Наверное, это не самое лучшее начало концерта, у него глаза на мокром месте от переполняющих эмоций, и когда он на миг поворачивается к ребятам, то видит, что и они не остались спокойными. У них впереди еще много печальных песен в программе и много веселых, но Фредди вдруг чувствует некоторое облегчение. Он не знает почему, возможно, сцена действует на него так, и он просто перегорел, пока пел, а возможно, слушатели забрали часть его боли себе, но он уже не хочет реветь навзрыд при воспоминаниях о том, что было. Все, что остается, это светлая грусть об ушедшем и щемящее сожаление, когда он кидает мимолетный взгляд на Роджера, виртуозно орудующего палочками, крутящего их между пальцами, словно он гуру барабанных палочек. На самом деле, это действие Фредди всегда завораживало, оно невероятно возбуждающее, поэтому он просто не может сейчас промолчать.

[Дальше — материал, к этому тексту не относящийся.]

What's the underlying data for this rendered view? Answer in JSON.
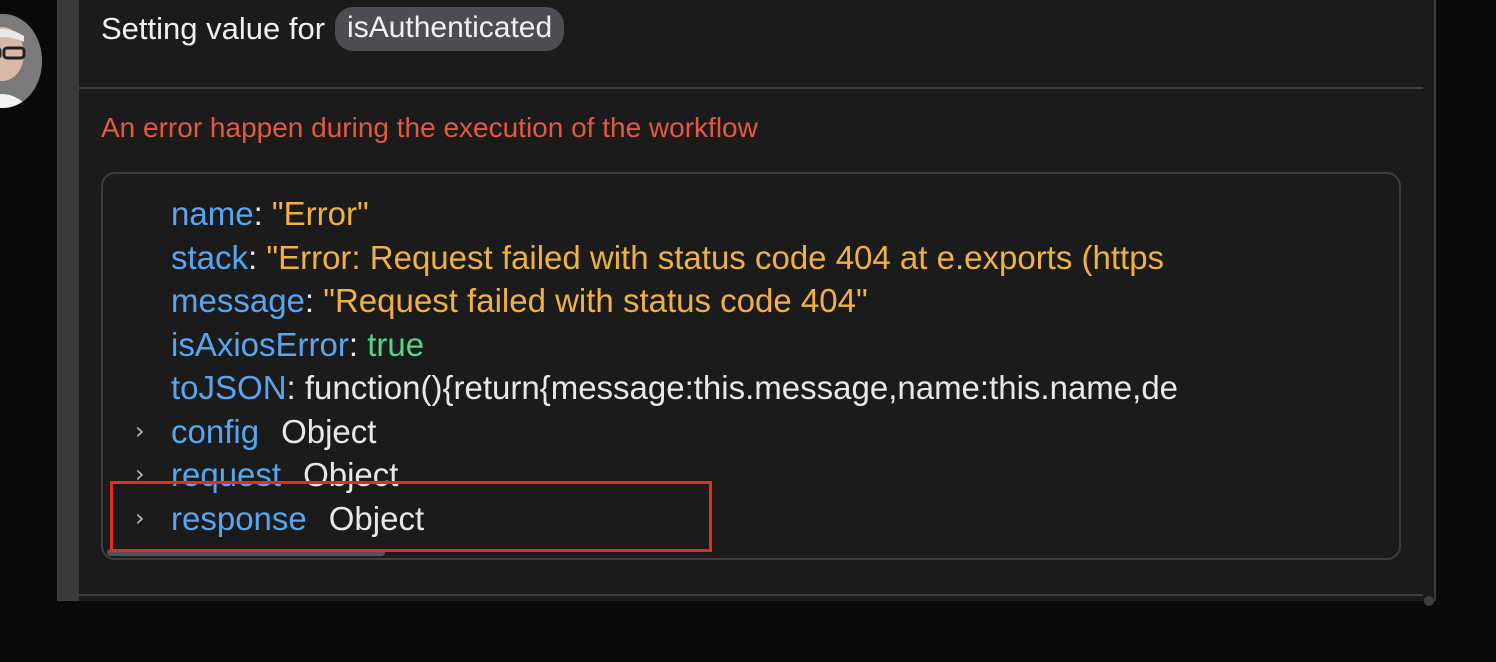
{
  "header": {
    "prefix": "Setting value for",
    "variable": "isAuthenticated"
  },
  "error": {
    "message": "An error happen during the execution of the workflow"
  },
  "object_view": {
    "name_key": "name",
    "name_value": "\"Error\"",
    "stack_key": "stack",
    "stack_value": "\"Error: Request failed with status code 404 at e.exports (https",
    "message_key": "message",
    "message_value": "\"Request failed with status code 404\"",
    "isAxiosError_key": "isAxiosError",
    "isAxiosError_value": "true",
    "toJSON_key": "toJSON",
    "toJSON_value": "function(){return{message:this.message,name:this.name,de",
    "config_key": "config",
    "config_type": "Object",
    "request_key": "request",
    "request_type": "Object",
    "response_key": "response",
    "response_type": "Object",
    "colon": ":",
    "expand_glyph": "›"
  },
  "colors": {
    "key": "#58a6f0",
    "string": "#f0b141",
    "boolean": "#55d48a",
    "error": "#e4583e",
    "highlight": "#e32d1d"
  }
}
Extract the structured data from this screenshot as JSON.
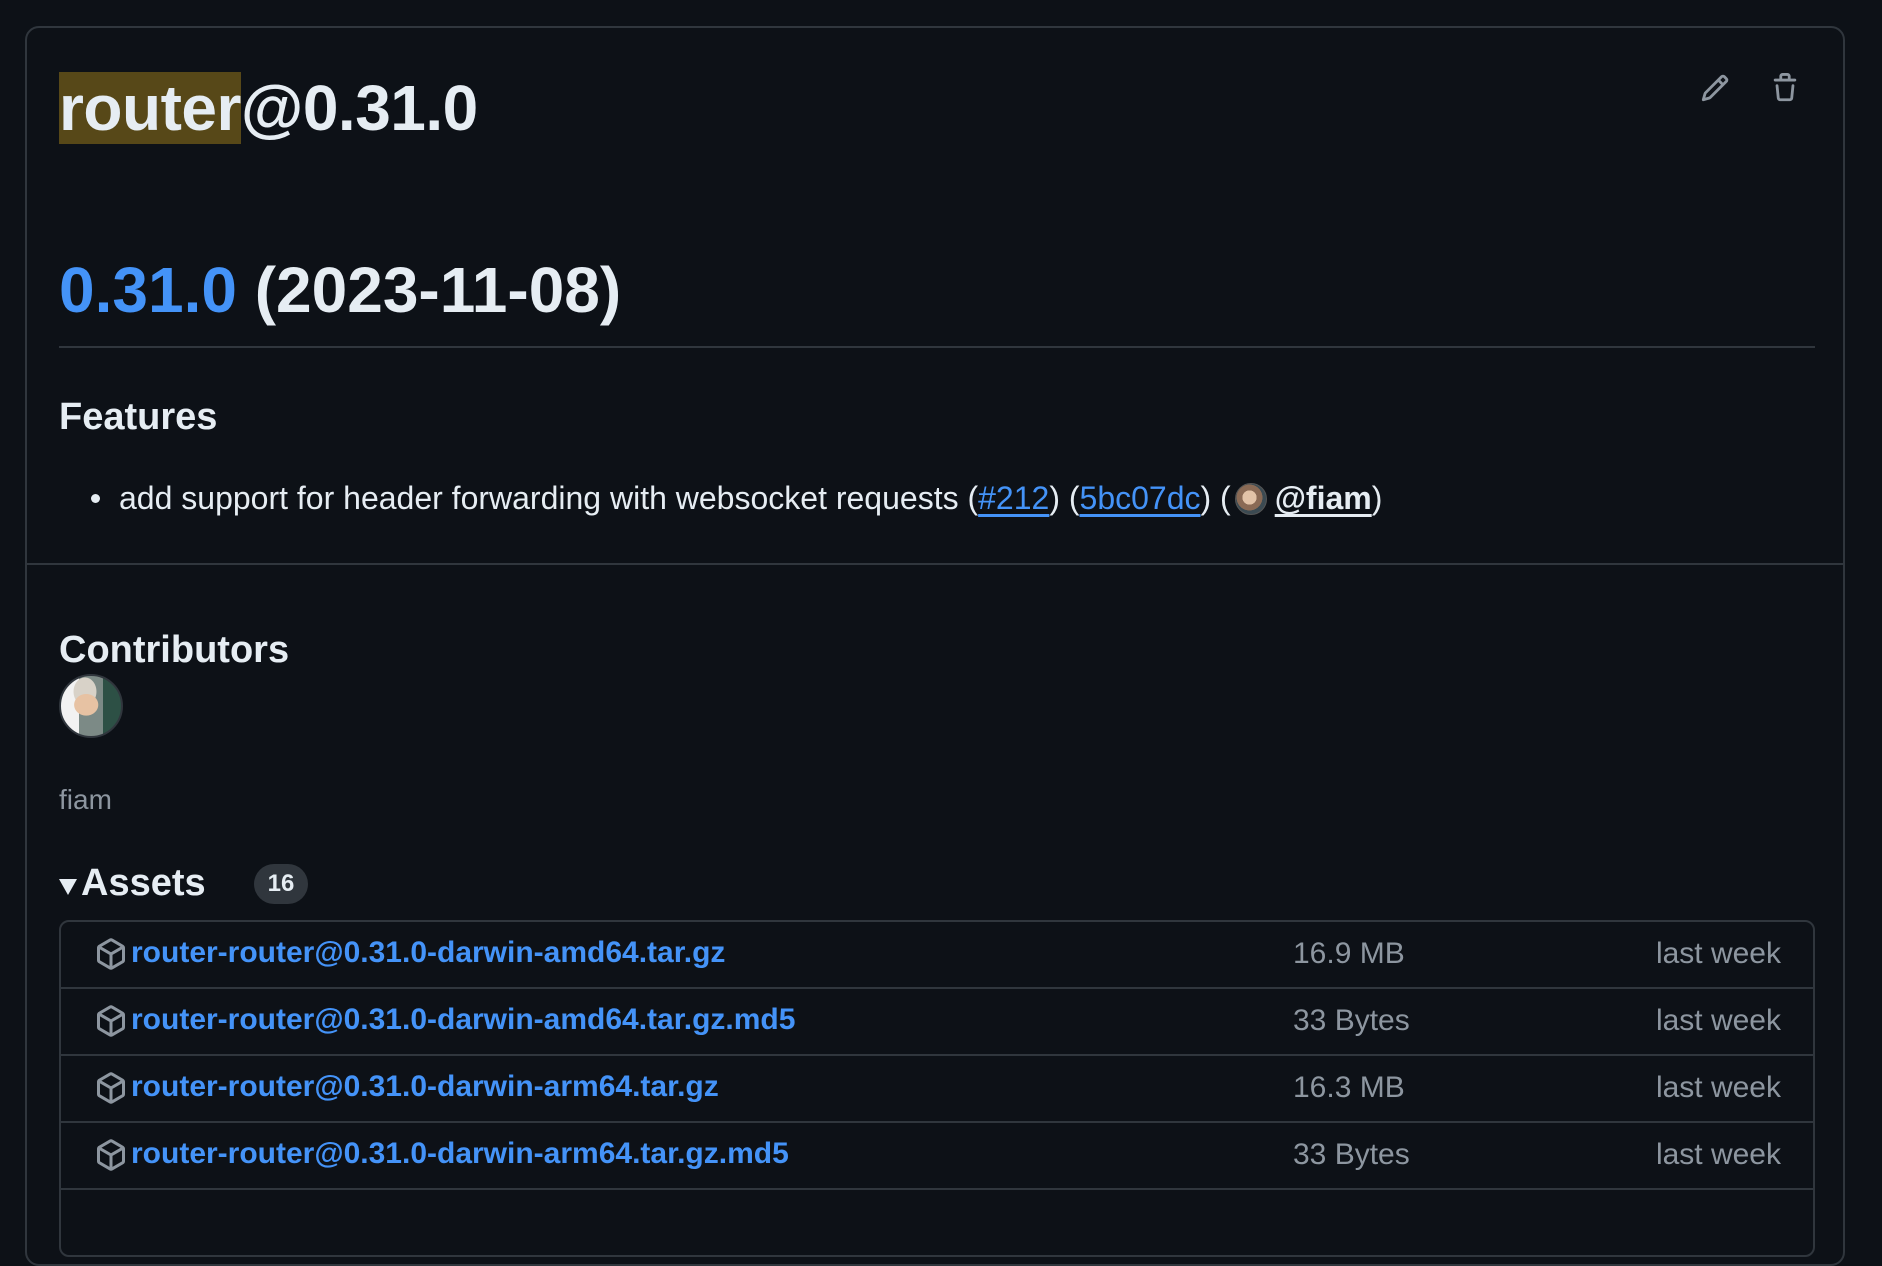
{
  "release": {
    "title_highlight": "router",
    "title_rest": "@0.31.0"
  },
  "actions": {
    "edit_icon": "pencil-icon",
    "delete_icon": "trash-icon"
  },
  "changelog": {
    "version_link": "0.31.0",
    "version_date": " (2023-11-08)",
    "features_heading": "Features",
    "feature_item": {
      "text": "add support for header forwarding with websocket requests (",
      "pr_link": "#212",
      "sep1": ") (",
      "commit_link": "5bc07dc",
      "sep2": ") (",
      "user_link": "@fiam",
      "end": ")"
    }
  },
  "contributors": {
    "heading": "Contributors",
    "name": "fiam"
  },
  "assets": {
    "label": "Assets",
    "count": "16",
    "rows": [
      {
        "name": "router-router@0.31.0-darwin-amd64.tar.gz",
        "size": "16.9 MB",
        "date": "last week"
      },
      {
        "name": "router-router@0.31.0-darwin-amd64.tar.gz.md5",
        "size": "33 Bytes",
        "date": "last week"
      },
      {
        "name": "router-router@0.31.0-darwin-arm64.tar.gz",
        "size": "16.3 MB",
        "date": "last week"
      },
      {
        "name": "router-router@0.31.0-darwin-arm64.tar.gz.md5",
        "size": "33 Bytes",
        "date": "last week"
      }
    ]
  },
  "colors": {
    "background": "#0d1117",
    "border": "#30363d",
    "link": "#4493f8",
    "highlight": "#574818",
    "muted": "#8d96a0"
  }
}
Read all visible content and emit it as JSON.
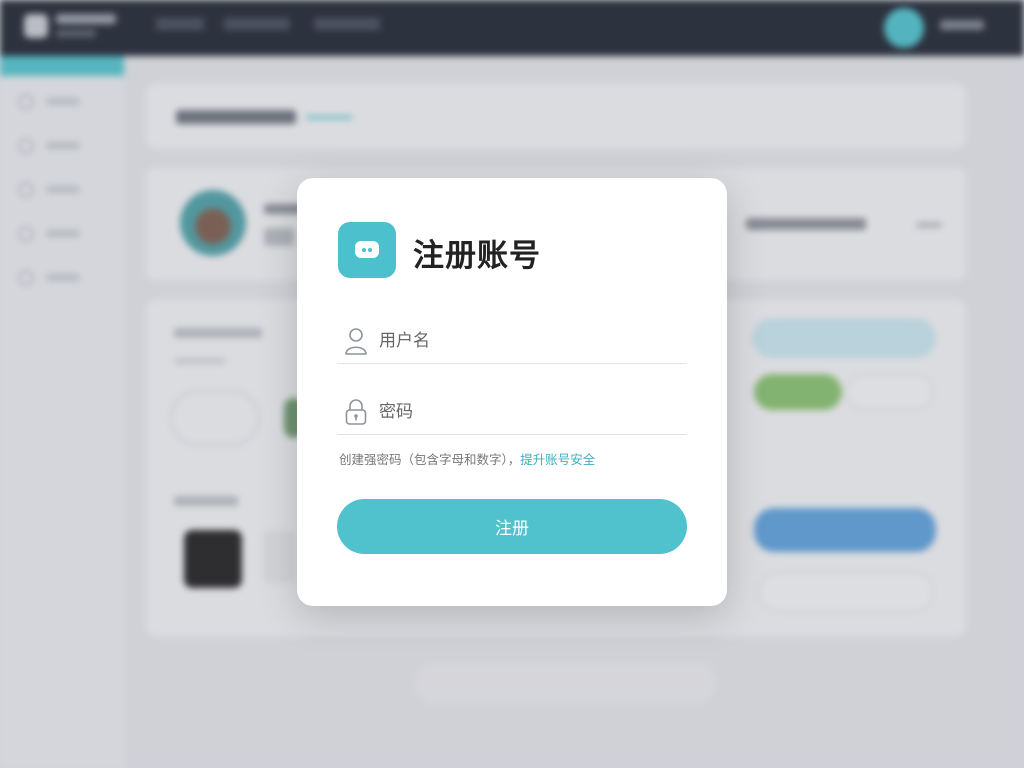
{
  "background": {
    "topbar": {
      "brand_name": "",
      "nav_items": [
        "",
        "",
        ""
      ],
      "user_name": ""
    },
    "sidebar": {
      "items": [
        "",
        "",
        "",
        "",
        ""
      ]
    },
    "header": {
      "title": ""
    }
  },
  "modal": {
    "title": "注册账号",
    "icon": "chat-bubble-icon",
    "username_placeholder": "用户名",
    "username_icon": "user-icon",
    "password_placeholder": "密码",
    "password_icon": "lock-icon",
    "password_hint": "创建强密码（包含字母和数字），",
    "password_hint_link": "提升账号安全",
    "submit_label": "注册"
  },
  "colors": {
    "accent": "#4fc2ce",
    "topbar": "#1d2330",
    "link": "#3cafc2"
  }
}
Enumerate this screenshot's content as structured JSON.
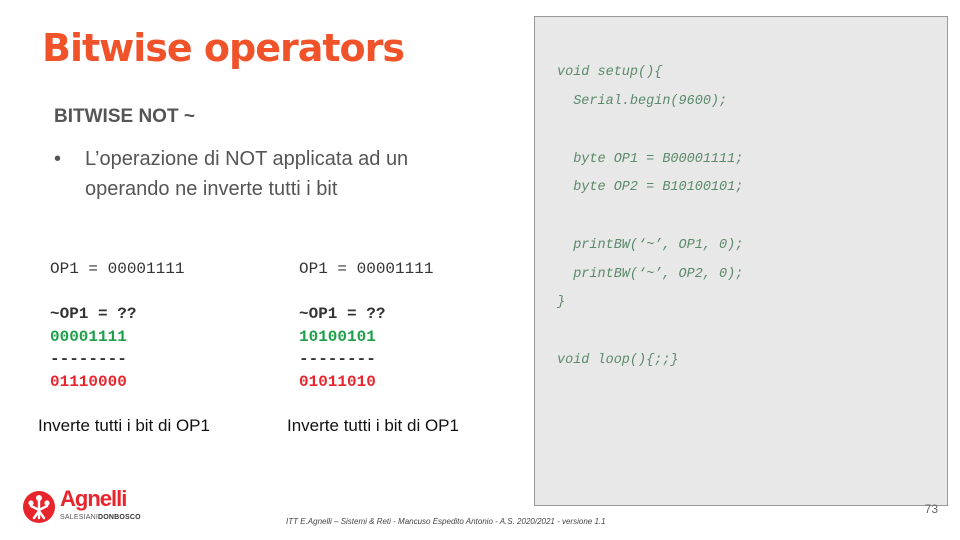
{
  "title": "Bitwise operators",
  "subtitle": "BITWISE NOT ~",
  "bullet": {
    "dot": "•",
    "text": "L’operazione di NOT applicata ad un operando ne inverte tutti i bit"
  },
  "examples": [
    {
      "line1": "OP1 = 00001111",
      "line2": "~OP1 = ??",
      "operand": "00001111",
      "separator": "--------",
      "result": "01110000",
      "caption": "Inverte tutti i bit di OP1"
    },
    {
      "line1": "OP1 = 00001111",
      "line2": "~OP1 = ??",
      "operand": "10100101",
      "separator": "--------",
      "result": "01011010",
      "caption": "Inverte tutti i bit di OP1"
    }
  ],
  "code": [
    "void setup(){",
    "  Serial.begin(9600);",
    "  byte OP1 = B00001111;",
    "  byte OP2 = B10100101;",
    "  printBW(‘~’, OP1, 0);",
    "  printBW(‘~’, OP2, 0);",
    "}",
    "void loop(){;;}"
  ],
  "page_number": "73",
  "footer": "ITT E.Agnelli – Sistemi & Reti - Mancuso Espedito Antonio - A.S. 2020/2021 - versione 1.1",
  "logo": {
    "name": "Agnelli",
    "sub_a": "SALESIANI",
    "sub_b": "DONBOSCO"
  },
  "colors": {
    "title": "#f0532a",
    "code": "#5b8a6a",
    "green": "#1f9e4a",
    "red": "#e8252d",
    "logo": "#e8252d"
  }
}
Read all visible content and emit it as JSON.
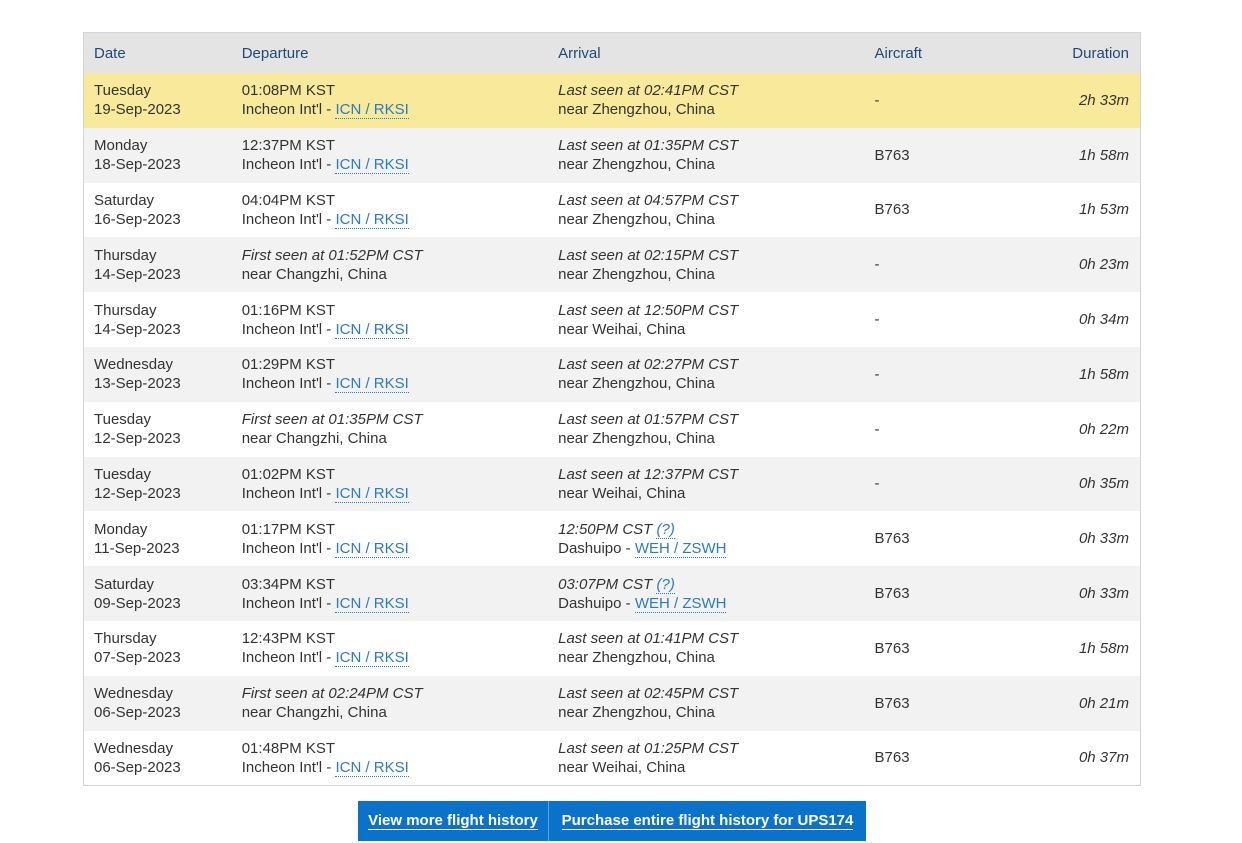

— Роджер Тейлор, дорогие мои! — говорит он, указывая рукой на барабанщика, толпа шумно аплодирует. — Согласитесь, он просто секси, когда сидит за этими своими барабанами!
Конечно, с ним соглашаются, да так, что потолок готов рухнуть. Роджер улыбается, и наконец-то Фредди не видит грусти в его глазах. Тейлор еще пуще прежнего играет своими палочками и проходится дробью, отбивая одному ему известный ритм. Бри и Джон тоже улыбаются во все зубы. Фредди рад, что на лицах друзей больше нет грусти.
— Ну, вообще-то мы все тут секси, — добавляет он, потому что считает несправедливым выделять кого-то одного, в ответ ему слышится одобрительный гул. — Джон Дикон и Брайан Мэй — уверен, вы их знаете — но только посмотрите, как виртуозно они заставляют петь свои гитары. У этих парней просто волшебные пальцы, я отвечаю! — заявляет он, прекрасно понимая, какой подтекст несут в себе его слова, но в нем словно снова поселился прежний озорной чертенок.
Бри играет пару аккордов, а Джон шутливо трясет пятерней, чтобы все видели, какие у него пальцы. Фредди уверен, очки многих уже вовсю приближают эту ладонь. Ему снова хочется смеяться. Сегодня совершенно необычный и безумный день, сотканный из противоречий. Его они запомнят навсегда.
— Как насчет повеселиться?! — спрашивает он и подходит к пианино, оставляя микрофон висеть у своего лица. — Don’t stop me now?! — спрашивает он, и, естественно, с ним все согласны.
Первые аккорды, рожденные в далеких семидесятых, наполняют зал, и он поет. Он наслаждается каждой секундой, ощущением силы в себе, возможностью снова самовыражаться. Фредди готов провести на сцене всю свою жизнь, какой бы долгой она ни была.
1974
На самом деле, Фреду совсем не нравится заурядный парень по имени Дэвид, в нём нет ничего особенного, он ничем не отличается от других, и, конечно же, этого чертовски недостаточно, чтобы заинтересовать Фредди.
Фредди ещё никому не говорил о своей ориентации, но он не слепой и знает, что его друзья уже давным-давно догадались, но продолжают вежливо молчать, за что Фред им бесконечно благодарен. Что касается Мэри, Фредди чувствует себя виноватым, его гложет совесть, он знает — пора раскрыть карты, но отчего-то медлит, не в силах причинить боль дорогому человеку. Но, несмотря на это, скрывать себя он больше не может.